A modo de conclusión,
creo que a veces nosotros mismos, los profesores que afirmamos renegar de la
pedagogía, pecamos de poco hábiles, situándonos en la trinchera en lugar de desarrollar
nuestro razonamiento, justificando que una cosa es la pedagogía (la didáctica)
y otra muy distinta la pedagogía oficial, la del “establishment educativo”. El
historiador y profesor Enrique Moradiellos lo explica a la perfección en su
ensayo “Clío y las aulas”: En principio,
nada habría que objetar a una disciplina que pretende analizar el proceso
educativo general y su faceta de enseñanza y aprendizaje, con vistas a su
conocimiento, perfeccionamiento y mejora provechosa, naturalmente (…) Ahora bien, también es cierto que esa
pretensión omnicomprensiva de ser “la ciencia” de la “educación” en sentido
categorial estricto /al modo de la Química , que no estudia
“la materia”, sino ciertas materias: hidrógeno, carbono o metano; o la Geometría , que no
estudia “el espacio”, sino ciertos tipos de espacios definidos por rectas,
circunferencias o cuadrados) ha dado lugar a no pocos desarrollos de la Pedagogía y la Didáctica verdaderamente
improcedentes por infundados racionalmente, sustantivados metafísicamente y
dañinos pragmáticamente. Moradiellos cita en su libro a la pensadora
germano-norteamericana Hanna Arendt, quien, en su “Entre el pasado y el futuro.

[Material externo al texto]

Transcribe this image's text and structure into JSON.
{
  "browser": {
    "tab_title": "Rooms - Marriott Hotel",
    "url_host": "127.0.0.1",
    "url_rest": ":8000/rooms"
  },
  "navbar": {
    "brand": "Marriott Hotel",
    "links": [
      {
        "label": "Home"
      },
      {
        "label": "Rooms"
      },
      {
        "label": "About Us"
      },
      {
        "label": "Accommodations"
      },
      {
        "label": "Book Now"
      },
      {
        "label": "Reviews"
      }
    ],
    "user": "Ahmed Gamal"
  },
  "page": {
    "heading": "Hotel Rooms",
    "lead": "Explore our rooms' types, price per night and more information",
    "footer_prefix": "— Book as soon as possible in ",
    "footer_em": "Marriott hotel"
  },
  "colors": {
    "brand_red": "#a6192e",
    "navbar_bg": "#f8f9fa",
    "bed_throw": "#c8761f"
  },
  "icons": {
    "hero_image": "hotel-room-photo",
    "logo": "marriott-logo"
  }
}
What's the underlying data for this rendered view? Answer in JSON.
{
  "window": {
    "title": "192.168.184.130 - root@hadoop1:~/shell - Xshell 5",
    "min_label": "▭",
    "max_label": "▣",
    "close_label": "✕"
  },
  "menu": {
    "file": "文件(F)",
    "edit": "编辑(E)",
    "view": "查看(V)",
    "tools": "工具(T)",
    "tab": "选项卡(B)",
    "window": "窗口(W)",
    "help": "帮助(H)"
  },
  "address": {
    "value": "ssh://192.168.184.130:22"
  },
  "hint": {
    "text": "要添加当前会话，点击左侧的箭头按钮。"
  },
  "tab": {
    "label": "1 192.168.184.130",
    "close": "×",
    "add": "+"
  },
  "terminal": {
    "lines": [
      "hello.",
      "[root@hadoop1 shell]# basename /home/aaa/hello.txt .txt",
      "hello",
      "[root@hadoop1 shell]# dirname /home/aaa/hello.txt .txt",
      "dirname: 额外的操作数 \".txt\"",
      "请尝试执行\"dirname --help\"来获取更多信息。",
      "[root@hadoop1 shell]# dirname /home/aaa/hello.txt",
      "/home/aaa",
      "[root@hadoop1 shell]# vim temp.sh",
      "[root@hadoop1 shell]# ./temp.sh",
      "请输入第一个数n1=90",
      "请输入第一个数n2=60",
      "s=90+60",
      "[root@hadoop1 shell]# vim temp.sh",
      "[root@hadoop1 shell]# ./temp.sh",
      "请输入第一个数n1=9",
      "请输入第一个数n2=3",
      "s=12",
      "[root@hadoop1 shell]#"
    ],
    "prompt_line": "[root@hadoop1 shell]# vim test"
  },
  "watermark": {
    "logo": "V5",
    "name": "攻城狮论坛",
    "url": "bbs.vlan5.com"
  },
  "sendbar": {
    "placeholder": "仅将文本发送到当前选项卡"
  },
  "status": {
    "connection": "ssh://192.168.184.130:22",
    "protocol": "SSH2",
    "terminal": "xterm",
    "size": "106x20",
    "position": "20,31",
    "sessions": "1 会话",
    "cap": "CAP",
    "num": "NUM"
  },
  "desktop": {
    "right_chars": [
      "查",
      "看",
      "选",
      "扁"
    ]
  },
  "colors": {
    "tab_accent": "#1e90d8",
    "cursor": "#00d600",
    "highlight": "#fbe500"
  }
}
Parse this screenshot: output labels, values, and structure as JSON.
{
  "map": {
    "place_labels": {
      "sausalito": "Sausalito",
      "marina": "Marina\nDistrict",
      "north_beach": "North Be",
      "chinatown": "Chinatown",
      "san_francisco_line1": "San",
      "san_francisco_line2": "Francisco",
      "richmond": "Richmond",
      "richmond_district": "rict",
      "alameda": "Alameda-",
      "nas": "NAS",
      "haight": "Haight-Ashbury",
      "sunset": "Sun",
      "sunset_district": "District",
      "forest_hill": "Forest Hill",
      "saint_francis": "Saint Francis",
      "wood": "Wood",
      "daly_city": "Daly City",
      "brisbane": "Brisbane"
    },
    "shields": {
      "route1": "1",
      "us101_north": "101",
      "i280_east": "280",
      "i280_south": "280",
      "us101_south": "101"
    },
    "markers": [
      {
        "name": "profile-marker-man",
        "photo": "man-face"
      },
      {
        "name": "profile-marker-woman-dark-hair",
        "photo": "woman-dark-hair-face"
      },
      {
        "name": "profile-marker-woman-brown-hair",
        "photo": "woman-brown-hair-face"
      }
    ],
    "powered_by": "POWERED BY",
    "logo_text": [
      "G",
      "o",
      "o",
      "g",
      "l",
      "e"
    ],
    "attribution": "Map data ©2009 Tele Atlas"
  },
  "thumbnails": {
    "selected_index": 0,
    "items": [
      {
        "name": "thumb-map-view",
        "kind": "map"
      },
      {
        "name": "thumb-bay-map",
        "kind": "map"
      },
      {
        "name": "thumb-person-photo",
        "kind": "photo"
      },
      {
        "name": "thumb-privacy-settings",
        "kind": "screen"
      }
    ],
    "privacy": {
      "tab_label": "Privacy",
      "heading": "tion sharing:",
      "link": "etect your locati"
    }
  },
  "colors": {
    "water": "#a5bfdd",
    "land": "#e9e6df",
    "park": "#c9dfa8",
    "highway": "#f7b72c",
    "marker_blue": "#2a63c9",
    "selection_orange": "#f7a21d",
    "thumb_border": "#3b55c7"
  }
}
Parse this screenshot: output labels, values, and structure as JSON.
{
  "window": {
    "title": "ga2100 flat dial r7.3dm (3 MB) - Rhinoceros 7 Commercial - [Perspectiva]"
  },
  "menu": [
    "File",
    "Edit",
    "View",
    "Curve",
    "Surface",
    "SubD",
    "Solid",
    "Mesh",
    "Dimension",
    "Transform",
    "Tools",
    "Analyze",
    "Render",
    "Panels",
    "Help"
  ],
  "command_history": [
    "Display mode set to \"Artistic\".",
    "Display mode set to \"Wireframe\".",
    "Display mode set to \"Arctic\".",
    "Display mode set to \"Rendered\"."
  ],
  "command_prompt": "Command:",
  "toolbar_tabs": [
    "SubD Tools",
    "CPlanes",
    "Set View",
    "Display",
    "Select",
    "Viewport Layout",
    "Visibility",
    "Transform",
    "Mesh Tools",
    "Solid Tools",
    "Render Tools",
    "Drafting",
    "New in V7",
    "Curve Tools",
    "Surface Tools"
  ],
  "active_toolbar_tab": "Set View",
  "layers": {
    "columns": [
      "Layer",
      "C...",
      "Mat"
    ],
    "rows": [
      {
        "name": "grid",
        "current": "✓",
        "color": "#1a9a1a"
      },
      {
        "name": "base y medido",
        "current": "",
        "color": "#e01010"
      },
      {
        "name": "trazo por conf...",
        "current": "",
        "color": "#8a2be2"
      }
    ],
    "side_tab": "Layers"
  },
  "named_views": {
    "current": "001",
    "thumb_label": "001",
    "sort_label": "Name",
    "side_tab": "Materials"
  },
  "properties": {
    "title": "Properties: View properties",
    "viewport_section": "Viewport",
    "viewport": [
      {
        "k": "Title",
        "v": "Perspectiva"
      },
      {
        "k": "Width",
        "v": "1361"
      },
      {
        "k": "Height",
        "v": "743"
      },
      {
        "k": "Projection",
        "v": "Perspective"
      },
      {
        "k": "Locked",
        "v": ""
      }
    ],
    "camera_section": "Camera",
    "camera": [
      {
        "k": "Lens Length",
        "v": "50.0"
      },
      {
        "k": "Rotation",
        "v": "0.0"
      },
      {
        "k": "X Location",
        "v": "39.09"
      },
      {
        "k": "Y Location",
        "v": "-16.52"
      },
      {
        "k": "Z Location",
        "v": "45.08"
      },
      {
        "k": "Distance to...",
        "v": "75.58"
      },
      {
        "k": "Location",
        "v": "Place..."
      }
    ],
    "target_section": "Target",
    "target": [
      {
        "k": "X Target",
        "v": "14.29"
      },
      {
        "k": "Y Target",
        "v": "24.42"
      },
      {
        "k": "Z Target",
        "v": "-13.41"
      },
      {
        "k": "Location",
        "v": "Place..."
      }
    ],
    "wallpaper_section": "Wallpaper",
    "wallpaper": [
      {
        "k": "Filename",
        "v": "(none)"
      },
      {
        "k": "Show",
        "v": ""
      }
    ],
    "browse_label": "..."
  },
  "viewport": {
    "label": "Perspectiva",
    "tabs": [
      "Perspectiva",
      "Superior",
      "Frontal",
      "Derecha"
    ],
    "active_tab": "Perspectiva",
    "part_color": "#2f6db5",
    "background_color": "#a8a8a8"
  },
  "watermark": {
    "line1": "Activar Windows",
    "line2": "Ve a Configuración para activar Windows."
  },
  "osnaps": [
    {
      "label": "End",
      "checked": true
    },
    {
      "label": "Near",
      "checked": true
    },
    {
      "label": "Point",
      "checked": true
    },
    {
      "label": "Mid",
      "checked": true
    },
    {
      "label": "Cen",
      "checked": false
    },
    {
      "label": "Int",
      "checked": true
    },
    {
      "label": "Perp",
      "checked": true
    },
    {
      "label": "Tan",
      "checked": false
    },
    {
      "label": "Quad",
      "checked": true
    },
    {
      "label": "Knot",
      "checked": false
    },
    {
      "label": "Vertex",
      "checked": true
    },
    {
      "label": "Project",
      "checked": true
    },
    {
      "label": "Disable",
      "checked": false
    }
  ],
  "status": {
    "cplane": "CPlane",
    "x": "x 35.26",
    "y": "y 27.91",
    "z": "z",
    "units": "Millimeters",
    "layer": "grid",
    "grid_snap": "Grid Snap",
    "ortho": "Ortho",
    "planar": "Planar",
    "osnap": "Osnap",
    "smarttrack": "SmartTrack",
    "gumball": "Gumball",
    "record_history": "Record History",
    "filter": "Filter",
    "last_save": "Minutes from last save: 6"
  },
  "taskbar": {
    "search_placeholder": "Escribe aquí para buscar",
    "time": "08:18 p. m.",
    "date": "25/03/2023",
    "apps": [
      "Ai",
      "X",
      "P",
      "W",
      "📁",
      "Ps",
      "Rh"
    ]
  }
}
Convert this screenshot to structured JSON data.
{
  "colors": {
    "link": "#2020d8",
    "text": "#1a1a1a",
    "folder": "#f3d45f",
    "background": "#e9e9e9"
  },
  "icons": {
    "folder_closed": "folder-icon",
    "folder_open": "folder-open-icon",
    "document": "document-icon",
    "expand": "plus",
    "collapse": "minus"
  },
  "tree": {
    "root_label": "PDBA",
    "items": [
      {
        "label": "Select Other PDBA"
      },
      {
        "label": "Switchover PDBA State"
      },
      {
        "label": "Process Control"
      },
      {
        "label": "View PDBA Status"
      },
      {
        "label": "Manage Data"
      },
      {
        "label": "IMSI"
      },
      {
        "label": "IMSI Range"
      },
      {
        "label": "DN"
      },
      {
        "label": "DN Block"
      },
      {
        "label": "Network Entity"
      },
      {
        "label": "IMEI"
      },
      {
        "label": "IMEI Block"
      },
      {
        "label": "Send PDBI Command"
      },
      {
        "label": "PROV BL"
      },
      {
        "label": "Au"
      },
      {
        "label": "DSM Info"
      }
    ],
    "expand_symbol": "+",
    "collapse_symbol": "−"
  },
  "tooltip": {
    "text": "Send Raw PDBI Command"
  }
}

Ocho ejercicios sobre la reflexión política” (perteneciente a “La crisis en la
educación”), decía que bajo la influencia
de la psicología moderna y de los dogmas del pragmatismo, la pedagogía se
desarrolló, en general, como una ciencia de la enseñanza, de tal manera que
llegó a emanciparse por completo de la materia que se va a transmitir.
Poco más se puede añadir.
Poco más se puede añadir.
[1] Curiosamente, y
de forma nada “pedagógicamente correcta”, la palabra “didáktica” procede de la griega “didasco”, que
significa “enseñar”, “instruir”, “exponer claramente”, “demostrar”, términos
poco “modernos” pero llenos de sentido. “Didasco”, a su vez, procede de “didásk”,
que hace referencia a la acción repetida (di) de sostener alguna cosa
poniéndola a la vista de alguien (da) -otra idea poco “progre” la de repetir
algo- con la intención de que se apropie de lo que se muestra (sk). Otra
preciosa palabra, “didaskalía”, es un nombre femenino también traducido como “instrucción”
(en la antigua Grecia, la que daba el poeta a un coro y a los actores).